New discovery shines light on Saudi Arabia’s ancient marine environment

The story of the origin of whales involves their evolution from a terrestrial ancestor, from where they adapted into a semi-aquatic marine inhibitor. (Supplied)
  • The findings include a graveyard of fossilized whalebones in the Saudi Arabia’s Jouf region

JEDDAH: The discovery of the fossilized remains of an ancient whale that went extinct 37 million years ago in Saudi Arabia’s Jouf region has revealed secrets about the Kingdom’s geology and ancient marine environments.

The findings, made public on June 29, include a graveyard of fossilized whalebones that were uncovered by a group of eight local and international geologists and paleontologists.
A Saudi Geological Survey (SGS) team has taken credit for the discovery, which has been hailed as highly significant to science.

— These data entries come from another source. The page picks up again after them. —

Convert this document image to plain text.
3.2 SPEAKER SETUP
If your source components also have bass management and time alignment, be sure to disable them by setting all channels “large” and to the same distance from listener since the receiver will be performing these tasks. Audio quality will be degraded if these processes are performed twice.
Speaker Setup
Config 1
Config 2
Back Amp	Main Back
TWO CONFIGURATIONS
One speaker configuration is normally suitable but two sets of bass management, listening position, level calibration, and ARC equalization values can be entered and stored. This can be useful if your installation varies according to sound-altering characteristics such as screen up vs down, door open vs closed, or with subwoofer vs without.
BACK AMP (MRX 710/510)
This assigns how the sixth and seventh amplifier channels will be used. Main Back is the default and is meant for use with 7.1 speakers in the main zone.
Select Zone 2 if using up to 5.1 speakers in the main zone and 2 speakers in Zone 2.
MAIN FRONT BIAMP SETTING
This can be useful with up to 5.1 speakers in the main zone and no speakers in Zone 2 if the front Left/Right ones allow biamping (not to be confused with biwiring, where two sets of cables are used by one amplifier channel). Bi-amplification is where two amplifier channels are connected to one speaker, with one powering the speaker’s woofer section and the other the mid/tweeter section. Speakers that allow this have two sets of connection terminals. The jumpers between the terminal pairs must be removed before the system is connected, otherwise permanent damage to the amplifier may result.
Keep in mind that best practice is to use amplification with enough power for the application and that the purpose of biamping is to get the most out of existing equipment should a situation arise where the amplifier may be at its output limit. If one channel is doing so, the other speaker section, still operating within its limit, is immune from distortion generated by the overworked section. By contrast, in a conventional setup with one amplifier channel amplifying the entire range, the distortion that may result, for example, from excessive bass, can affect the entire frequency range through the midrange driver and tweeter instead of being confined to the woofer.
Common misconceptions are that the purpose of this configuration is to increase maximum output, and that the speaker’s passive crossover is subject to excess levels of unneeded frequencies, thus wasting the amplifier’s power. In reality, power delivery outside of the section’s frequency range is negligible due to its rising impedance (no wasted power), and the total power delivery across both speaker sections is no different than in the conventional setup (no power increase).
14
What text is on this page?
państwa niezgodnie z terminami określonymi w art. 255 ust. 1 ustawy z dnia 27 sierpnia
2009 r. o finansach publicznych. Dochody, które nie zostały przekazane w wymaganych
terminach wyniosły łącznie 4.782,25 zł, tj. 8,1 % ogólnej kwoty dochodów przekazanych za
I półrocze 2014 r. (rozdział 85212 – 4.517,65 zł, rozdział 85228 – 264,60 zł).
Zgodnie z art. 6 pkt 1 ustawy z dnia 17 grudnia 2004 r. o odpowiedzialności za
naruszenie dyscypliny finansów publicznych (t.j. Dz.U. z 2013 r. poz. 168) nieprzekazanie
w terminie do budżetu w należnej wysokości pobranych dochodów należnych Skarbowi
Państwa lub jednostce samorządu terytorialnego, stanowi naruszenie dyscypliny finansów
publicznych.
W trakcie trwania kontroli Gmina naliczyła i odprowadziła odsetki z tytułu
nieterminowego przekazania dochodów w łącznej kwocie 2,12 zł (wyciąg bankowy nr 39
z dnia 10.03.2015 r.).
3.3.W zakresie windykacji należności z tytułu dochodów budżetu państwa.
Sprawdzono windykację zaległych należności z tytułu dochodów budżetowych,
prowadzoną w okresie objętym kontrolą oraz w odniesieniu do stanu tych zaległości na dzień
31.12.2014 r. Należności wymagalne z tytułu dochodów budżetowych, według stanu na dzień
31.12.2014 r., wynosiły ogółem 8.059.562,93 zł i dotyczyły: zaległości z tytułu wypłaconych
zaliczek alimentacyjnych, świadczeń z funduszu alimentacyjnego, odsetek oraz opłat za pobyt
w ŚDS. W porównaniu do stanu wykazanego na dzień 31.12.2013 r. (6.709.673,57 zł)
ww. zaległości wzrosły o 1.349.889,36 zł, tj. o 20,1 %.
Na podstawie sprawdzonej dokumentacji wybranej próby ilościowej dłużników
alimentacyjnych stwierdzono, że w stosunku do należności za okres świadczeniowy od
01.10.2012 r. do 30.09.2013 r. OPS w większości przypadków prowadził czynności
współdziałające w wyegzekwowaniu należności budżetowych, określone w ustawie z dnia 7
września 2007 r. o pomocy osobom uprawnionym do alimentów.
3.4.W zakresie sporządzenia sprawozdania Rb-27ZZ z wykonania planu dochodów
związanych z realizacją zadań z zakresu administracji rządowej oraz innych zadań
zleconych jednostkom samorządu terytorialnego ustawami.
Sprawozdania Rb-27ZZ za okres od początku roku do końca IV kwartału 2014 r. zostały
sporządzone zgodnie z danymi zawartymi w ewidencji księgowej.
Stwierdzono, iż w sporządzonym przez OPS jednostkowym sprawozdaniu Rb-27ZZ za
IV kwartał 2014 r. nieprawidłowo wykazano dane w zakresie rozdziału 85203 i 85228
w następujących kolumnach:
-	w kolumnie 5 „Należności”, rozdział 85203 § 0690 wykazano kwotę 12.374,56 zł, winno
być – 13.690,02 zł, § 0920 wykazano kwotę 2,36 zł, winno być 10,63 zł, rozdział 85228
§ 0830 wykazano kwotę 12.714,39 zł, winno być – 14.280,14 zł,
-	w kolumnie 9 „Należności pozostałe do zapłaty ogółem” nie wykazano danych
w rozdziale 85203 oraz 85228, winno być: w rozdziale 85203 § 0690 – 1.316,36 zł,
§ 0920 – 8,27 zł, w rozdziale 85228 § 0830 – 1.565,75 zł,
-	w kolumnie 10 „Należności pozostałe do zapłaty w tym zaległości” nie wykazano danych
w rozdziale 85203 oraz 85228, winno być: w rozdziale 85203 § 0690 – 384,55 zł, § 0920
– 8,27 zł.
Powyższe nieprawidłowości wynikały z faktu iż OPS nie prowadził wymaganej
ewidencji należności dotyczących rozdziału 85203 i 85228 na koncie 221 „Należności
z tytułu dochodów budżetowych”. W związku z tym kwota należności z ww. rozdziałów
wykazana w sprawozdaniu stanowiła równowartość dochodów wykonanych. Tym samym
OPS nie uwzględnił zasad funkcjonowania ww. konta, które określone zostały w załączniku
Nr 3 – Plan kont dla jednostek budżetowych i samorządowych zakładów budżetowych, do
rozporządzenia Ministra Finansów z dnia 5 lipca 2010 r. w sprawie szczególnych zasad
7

The fossilized whale was found in an area filled with sandy and rocky mountains belonging to the Priabonian period, known as Upper Eocene Era, which dates back 37 million years.
The discovery will shine light on the geographical distribution of ancient marine mammals in northwestern Saudi Arabia.

FASTFACTS

• The mammal is a small-sized whale measuring about three meters long.

• Fully aquatic, with an elongated body, the tail may have evolved a fluke, and it has a serpentine-like body motion.

In an interview with Iyad Zalmout, a US paleontology and geology technical adviser for the Saudi Geological Survey, and one of architects of the discovery, he told Arab News that the animal belongs to a rare species of archaic whale that is categorized under the extinct family archaeocetes.
The bone discovery includes a complete articulated vertebral column from the end of the tail to the upper chest, articulated forelimbs and shoulder blades, ribs, as well as parts of the skull and lower jaws.
Zalmout told Arab News: “This is one of the more derived whales than its earlier clans in having reduced rear limbs, forelimbs that are flattened to be more and less flip-like, a shortened neck, elongation of the trunk and a tail that is transformed into a fluke. The most important feature can be found in the skull, which shows very notable retreats of the nasal bones toward the forehead, and the reduction in the complexity of carnivorous-like cheek teeth.
“This new whale is similar in size and morphology to the partial skeleton of a small whale found back in 1902 and later in 1991 in the western desert of Egypt, called Stromerius nidensis. It was collected from the Upper Eocene rocks of the Fayum region. However, the new material from Saudi Arabia is more complete and will add more information to this group of whales,” he added. “At any rate, this whale is the smallest form of this whale family, half or maybe one-third the size of the Dorudon atrox.”
The mammal is a small-sized whale that measures about three meters long. Fully aquatic, with an elongated body, the tail may have evolved a fluke, and it has a serpentine-like body motion.
Scientists say that it would have weighed between 500 and 600 kilograms. “The weight is based on one specimen and rescaled from other whales found in the same geological time around the world,” Zalmout said.
The fossil was discovered in the Al-Rashrashiyah cliffs, a few kilometers north of the Qurayyat governorate, in the Kingdom’s northwest region near the Jordanian border.

DISCOVERIESIN KSA

• Discovery of Saadanius hijazensis. (2009-2010)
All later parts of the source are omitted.